Os Mariológos e Cultores de Mariologia precisam e merecem ser apoiados pela oração de toda a comunidade eclesial, e sobretudo recíproca, nos seus esforços sinceros em favor da Igreja, mas em tais circunstâncias é particularmente importante a observância cuidadosa dos critérios fundamentais da mariologia católica [Sagrada Escritura, Tradição, Liturgia e Magistério].
Uma última palavra…
A Mariologia não é apenas ciência, mas também sabedoria, com um papel particular na relação entre todo o conhecimento humano e o Mistério de Deus. A pessoa humana não se contenta com verdades parciais, mas procura unificar os diversos elementos e áreas do conhecimento em um só.
A compreensão da verdade última de todas as coisas e da vida humana se apresenta em Maria como em nenhuma outra criatura. Essa busca da sabedoria, sem dúvida, anima a Mariologia e a coloca em estreita relação com a experiência espiritual e com a sabedoria dos santos.

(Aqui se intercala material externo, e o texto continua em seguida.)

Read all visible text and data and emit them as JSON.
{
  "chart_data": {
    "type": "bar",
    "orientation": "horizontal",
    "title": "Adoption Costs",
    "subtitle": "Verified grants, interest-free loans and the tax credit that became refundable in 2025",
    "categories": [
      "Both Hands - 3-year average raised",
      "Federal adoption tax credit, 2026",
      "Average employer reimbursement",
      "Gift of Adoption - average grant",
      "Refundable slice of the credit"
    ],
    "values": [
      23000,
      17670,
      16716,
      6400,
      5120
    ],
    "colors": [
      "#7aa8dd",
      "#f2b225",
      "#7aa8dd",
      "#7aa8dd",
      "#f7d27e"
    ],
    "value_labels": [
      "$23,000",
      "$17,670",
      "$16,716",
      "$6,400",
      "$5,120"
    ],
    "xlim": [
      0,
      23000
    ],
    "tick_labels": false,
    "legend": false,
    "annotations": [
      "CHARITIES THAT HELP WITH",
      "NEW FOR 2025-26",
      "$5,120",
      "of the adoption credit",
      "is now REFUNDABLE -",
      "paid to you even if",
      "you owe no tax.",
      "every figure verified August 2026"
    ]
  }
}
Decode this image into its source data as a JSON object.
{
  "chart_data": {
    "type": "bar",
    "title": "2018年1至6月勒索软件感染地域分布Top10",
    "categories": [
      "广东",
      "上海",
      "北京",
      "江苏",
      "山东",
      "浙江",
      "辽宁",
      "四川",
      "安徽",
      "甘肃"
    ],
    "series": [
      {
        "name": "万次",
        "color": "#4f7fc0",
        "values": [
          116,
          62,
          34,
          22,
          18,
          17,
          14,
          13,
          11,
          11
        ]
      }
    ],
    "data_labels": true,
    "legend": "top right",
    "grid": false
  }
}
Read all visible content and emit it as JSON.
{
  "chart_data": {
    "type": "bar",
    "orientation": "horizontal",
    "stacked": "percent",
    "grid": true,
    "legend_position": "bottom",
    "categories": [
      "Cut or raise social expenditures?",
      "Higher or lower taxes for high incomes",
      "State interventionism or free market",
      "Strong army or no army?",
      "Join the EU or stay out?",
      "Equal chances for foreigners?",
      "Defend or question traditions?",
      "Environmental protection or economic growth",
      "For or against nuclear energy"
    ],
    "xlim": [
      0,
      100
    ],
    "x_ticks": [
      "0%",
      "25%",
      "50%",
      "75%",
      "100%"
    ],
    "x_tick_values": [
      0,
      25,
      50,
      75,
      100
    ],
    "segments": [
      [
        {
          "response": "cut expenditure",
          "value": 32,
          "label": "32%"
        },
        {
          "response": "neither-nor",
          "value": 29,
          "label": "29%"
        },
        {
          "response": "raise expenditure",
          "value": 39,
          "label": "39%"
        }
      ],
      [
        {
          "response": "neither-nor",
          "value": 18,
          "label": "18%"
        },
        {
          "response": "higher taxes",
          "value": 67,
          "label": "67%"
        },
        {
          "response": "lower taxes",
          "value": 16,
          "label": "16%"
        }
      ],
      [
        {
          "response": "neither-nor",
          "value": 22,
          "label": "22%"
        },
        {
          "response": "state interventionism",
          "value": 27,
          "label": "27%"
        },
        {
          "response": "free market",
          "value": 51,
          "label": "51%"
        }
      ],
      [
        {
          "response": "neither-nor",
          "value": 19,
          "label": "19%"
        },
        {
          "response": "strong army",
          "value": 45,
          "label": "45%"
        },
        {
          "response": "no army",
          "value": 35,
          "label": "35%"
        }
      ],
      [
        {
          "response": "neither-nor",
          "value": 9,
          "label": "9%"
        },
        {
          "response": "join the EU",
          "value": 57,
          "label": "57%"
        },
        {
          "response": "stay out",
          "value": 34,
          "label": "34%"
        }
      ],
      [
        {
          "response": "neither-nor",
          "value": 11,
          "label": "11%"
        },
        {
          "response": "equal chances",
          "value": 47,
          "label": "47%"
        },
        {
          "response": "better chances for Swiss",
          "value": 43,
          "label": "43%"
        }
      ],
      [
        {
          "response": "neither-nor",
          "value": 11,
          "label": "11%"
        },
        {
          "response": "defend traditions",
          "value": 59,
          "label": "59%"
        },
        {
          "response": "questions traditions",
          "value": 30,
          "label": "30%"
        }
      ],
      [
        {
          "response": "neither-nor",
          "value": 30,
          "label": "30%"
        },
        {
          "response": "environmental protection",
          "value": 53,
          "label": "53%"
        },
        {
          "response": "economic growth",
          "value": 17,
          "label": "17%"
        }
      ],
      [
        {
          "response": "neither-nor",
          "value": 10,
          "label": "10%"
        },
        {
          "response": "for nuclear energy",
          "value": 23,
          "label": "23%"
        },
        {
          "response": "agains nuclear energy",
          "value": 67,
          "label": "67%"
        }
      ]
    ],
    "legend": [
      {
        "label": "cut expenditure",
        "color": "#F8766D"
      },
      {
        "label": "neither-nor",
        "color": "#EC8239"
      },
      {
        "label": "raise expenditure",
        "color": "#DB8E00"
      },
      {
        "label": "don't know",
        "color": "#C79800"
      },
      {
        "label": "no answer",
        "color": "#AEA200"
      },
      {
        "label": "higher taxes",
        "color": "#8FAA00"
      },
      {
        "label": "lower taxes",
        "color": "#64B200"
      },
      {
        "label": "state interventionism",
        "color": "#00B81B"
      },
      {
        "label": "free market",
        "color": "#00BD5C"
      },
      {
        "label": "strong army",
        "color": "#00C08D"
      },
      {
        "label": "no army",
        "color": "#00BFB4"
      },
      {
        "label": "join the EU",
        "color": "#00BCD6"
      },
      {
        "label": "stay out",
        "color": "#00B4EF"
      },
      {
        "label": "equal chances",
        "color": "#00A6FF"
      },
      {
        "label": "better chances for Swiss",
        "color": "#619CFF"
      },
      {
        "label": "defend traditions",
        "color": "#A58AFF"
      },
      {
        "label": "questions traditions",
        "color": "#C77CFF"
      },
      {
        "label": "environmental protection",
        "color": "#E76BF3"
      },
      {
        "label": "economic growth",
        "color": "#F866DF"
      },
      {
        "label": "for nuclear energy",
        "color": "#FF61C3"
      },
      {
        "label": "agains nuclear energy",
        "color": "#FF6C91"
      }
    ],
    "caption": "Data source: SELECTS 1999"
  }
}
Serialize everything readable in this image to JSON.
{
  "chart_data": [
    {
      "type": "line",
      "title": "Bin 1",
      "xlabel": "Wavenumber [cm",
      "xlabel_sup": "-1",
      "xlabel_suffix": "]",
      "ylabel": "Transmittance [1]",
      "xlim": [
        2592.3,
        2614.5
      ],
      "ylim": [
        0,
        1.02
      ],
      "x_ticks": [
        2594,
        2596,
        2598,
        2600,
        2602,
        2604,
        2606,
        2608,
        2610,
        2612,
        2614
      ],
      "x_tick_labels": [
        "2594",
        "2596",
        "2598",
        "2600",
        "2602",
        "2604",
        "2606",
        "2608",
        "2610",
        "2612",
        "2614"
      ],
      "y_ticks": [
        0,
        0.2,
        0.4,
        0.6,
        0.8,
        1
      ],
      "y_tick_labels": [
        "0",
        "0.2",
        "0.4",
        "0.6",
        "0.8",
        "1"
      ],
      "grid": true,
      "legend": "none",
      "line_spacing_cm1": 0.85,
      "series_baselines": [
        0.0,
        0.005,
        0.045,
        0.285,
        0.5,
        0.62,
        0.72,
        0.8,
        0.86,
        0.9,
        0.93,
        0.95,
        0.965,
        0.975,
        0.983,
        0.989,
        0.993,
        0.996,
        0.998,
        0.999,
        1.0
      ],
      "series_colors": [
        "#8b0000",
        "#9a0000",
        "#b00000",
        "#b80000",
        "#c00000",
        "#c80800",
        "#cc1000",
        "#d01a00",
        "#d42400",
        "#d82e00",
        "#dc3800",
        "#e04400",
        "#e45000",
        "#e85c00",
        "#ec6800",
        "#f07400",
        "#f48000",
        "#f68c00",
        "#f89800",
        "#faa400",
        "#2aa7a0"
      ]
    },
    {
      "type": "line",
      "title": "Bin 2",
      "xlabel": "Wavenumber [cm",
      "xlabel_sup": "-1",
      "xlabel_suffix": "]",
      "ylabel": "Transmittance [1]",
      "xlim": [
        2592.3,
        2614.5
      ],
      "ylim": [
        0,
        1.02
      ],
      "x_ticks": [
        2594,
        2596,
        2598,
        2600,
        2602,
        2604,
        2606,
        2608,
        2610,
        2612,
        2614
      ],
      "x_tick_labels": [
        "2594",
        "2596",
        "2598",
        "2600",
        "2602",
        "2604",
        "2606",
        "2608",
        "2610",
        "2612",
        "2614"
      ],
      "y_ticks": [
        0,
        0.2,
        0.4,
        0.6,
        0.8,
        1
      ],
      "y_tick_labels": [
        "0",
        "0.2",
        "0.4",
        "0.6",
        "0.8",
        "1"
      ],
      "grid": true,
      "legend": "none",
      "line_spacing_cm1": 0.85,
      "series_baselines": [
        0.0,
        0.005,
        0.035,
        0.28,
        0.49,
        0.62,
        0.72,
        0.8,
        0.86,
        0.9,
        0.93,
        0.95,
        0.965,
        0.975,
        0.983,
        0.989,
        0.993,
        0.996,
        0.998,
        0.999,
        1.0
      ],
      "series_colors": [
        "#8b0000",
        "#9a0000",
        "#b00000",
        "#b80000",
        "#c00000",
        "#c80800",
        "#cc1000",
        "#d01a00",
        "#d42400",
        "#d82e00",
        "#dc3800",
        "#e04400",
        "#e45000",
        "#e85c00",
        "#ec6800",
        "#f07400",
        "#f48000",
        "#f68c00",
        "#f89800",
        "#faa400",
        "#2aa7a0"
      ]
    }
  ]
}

Em um sentido mais amplo, porém, a mariologia católica convida todos a reconhecer a transcendência da Verdade última, que nunca pode ser totalmente compreendida ou conhecida. A mariologia não é apenas sabedoria em si mesma, mas também um convite à sabedoria para outras disciplinas.
A presença da mariologia no debate científico e na vida universitária tem potencialmente o efeito benéfico de recordar a todos a vocação sapiencial da inteligência humana, recordando a significativa questão colocada por Jesus nas primeiras palavras que pronunciou no Evangelho de João: O QUE PROCURAIS? (Jo 1,38).